The lemon tree: too laden to cut back yet
Then I discover a very long, thin snake. I get a real close-up look at him as my face is inches away from him while I squeeze my body under the lemon tree that has grown over the pathway: I can’t cut it back yet because it’s heavy with lemons.

He is pretending to be dead (I think it’s a grass snake), so I turn the trickle of water from the tank on him. Poor terrified thing, he flees. I don’t scream or run away. And if I could pat myself on my back, I would.

Back to the planting. I stop planting cabbages when there are 20 in the ground (thought I bought 10).

I am determined to grow tomatoes without using poisons. This is, after all, tomato country. I can remember my grandfather, who farmed in this area before retiring to this exact house, giving me two tomatoes to taste: one grown in a tunnel, the other in the sun. You cannot compare the taste.

Tomatoes like weeds

The self-seeded cherry tomatoes grow like weeds here, but every bought seedling has literally rotted. This could be something called botrytis, a fungus that thrives in warm, wet weather: just the kind of summer we’ve had.

Maybe this cooler weather will be better for tomatoes. Plus, on the advice of one of my gurus, I don’t include manure in the planting holes. I do, however, line the holes – 20 should do – with comfrey and seaweed, as well as a bit of shredded newspaper, and I’ll keep feeding them with a seaweed, comfrey and/or “worm wee” tea (earthworms don’t actually urinate; the vermi-liquid is a by-product of the process). This is said to help keep disease away, at least partly by making plants stronger.

In summer, some lettuce shrivelled in the sun and some bolted in the shade.
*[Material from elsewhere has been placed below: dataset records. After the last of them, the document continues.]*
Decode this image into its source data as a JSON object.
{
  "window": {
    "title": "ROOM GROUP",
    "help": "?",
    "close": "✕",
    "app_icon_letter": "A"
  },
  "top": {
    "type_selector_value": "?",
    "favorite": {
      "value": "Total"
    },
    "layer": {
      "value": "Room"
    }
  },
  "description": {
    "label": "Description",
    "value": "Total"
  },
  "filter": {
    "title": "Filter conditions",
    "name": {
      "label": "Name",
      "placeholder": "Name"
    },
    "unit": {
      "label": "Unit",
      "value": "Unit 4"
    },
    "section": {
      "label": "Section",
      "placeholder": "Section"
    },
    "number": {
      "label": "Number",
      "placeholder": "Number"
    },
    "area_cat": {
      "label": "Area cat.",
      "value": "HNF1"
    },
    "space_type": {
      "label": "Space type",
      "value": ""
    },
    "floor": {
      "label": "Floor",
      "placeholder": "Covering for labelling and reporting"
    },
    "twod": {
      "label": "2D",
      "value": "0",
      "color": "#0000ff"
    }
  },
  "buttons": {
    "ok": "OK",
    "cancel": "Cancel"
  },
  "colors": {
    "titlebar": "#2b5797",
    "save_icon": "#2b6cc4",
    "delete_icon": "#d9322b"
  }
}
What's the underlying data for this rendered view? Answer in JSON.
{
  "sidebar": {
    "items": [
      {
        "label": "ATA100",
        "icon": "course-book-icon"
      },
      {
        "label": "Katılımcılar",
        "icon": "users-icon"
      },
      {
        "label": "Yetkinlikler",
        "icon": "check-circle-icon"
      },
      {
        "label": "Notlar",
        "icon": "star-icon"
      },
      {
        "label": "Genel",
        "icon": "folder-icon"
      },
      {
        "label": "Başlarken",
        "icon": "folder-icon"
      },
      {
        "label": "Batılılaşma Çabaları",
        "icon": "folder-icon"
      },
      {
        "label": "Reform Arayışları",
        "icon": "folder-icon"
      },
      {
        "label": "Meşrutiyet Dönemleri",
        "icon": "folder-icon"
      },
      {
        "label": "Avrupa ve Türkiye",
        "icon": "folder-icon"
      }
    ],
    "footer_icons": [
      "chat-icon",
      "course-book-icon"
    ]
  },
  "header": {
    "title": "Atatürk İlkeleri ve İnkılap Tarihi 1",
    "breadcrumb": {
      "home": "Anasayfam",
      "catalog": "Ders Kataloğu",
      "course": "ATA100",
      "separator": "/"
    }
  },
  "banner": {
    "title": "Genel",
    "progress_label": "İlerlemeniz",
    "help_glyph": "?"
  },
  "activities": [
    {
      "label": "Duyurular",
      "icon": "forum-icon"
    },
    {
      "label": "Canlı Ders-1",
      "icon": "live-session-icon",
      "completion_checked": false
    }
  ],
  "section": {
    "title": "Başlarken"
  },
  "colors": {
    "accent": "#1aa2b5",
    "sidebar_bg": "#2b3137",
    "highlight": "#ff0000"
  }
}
So I plant them all over to try to figure out where they will do best.

The thyme is also spread all over. Although I haven’t eaten meat for about 30 years, thyme reminds me of the biltong my grandmother made on the farm, and it remains one of my favourite herbs.

Somehow, while this is happening, I manage to acquire trays of spinach, broccoli and pepper seedlings, a rue plant, and seeds for red onion and peas … no wonder a gardener’s work is never done.